It is clear that a blind animal would have much difficulty surviving in the wild. The same may be true of albinism. Albino humans are highly susceptible to severe sunburns and experience other hardships that could have seriously compromised their ability to reproduce. Consistent with the idea that these disorders were not naturally selected, their incidence is very low. Albinism occurs in only .5 per 10,000 live births. However, humans may be susceptible to blindness and albinism today because of adaptive qualities they may have conferred to a distant vertebrate ancestor.

Both blindness and albinism can be adaptive animals living today. Let’s talk about why.

Blind Cave Fish

Species of cave-dwelling animals, such as fish, salamanders, and crickets, can lose their eyesight after many years in the dark. Because the eyes are not being used, they are not needed. It is an example of when evolution tends away from complexification and toward simplification. This is not a case of “devolution” because evolution is a non-directional process. There is no reason why an animal will not trend toward simplicity if that makes it better suited to its environment. Despite this, cave blindness is often referred to as a “regressive trait” because an evolved capacity is lost.

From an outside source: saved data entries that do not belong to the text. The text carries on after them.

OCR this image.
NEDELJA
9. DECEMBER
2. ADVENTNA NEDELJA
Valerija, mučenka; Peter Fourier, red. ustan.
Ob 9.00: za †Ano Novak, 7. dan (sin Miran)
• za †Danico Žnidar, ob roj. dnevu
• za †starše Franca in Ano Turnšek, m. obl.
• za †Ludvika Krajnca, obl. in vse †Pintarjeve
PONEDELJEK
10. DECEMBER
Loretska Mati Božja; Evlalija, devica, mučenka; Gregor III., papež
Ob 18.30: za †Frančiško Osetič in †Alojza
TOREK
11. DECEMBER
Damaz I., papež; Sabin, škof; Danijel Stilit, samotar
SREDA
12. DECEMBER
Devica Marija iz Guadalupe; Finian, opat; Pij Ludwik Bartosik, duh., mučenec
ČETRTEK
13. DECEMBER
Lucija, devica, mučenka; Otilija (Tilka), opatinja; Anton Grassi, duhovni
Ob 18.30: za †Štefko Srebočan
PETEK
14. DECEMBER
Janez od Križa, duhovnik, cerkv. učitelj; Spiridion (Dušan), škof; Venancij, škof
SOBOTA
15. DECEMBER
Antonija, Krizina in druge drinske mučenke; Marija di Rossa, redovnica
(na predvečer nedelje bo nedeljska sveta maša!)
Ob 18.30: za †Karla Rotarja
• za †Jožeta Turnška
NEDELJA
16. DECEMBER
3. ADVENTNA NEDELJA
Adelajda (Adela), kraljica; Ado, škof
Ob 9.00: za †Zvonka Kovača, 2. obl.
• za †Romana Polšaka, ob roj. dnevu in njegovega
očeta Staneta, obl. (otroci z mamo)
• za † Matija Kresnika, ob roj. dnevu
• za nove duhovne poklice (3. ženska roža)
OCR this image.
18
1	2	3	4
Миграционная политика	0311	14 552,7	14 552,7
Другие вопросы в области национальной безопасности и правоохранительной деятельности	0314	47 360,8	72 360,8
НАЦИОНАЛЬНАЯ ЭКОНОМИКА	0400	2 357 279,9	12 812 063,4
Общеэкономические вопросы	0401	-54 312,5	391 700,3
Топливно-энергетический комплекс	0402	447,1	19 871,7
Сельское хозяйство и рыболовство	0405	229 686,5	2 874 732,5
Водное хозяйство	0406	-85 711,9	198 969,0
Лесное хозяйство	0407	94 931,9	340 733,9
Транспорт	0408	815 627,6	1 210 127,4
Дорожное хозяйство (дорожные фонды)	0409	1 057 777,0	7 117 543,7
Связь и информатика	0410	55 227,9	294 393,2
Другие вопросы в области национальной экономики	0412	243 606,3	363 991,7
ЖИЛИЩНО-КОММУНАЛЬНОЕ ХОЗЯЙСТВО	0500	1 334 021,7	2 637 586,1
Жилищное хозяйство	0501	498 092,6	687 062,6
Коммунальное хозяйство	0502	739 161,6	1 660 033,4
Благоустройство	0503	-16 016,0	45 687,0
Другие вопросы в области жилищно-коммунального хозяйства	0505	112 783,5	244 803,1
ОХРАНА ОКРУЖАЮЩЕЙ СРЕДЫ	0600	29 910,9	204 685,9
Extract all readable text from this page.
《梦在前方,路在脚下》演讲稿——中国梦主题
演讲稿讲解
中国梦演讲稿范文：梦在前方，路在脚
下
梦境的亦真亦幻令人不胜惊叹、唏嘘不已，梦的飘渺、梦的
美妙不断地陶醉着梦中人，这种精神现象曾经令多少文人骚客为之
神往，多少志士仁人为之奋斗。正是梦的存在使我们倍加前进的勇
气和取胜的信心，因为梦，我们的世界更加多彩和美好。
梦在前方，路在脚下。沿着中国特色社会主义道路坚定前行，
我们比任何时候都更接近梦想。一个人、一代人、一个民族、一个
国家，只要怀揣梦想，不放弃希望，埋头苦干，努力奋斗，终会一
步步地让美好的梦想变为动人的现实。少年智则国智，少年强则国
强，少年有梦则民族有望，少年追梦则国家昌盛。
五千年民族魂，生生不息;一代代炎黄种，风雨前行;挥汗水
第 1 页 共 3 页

Eyes are useless to an animal living in pure darkness and can be a disadvantage because of their energy requirements. It takes a steady supply of blood and glucose to keep eyes running. In the case of fish, blindness has evolved independently in several different species. Depending on how much time their population has spent in the dark, blind cavefish can have either smaller eyes, degenerated eyesight, or no eyes at all. It takes thousands of generations of cave life for eyes to be lost altogether. The fish also generally have no pigmentation. Again, they lose pigmentation because they don’t need it, causing them to resemble an albino. Cavefish also often lose their scales and swim bladder.

Despite the fact that cave blindness is a “regressive trait” the fish also have “constructive traits.” These include having a better olfactory sense by having taste buds covering their heads. As you might expect, cavefish brains can be different in many ways. They are often around 30% smaller than those of similar species. Again, because their niche on the food chain is simpler they can afford to have a shrunken brain which helps to save calories. However, not all brain parts shrink. Some brain areas may be larger. The Mexican cavefish has a larger teleost gustatory center which helps it make finer taste discriminations. Other senses can be enhanced, such as sensing vibrations, mouth suction echolocation, chemoreception, and electroreception. Species restricted to the cave habitat for long time periods generally show more of these specialized adaptations. Each cavefish species has evolved differently and has its own peculiarities and behavioral proclivities. A systematic comparison of their brains could enlighten the study of human neurodiversity.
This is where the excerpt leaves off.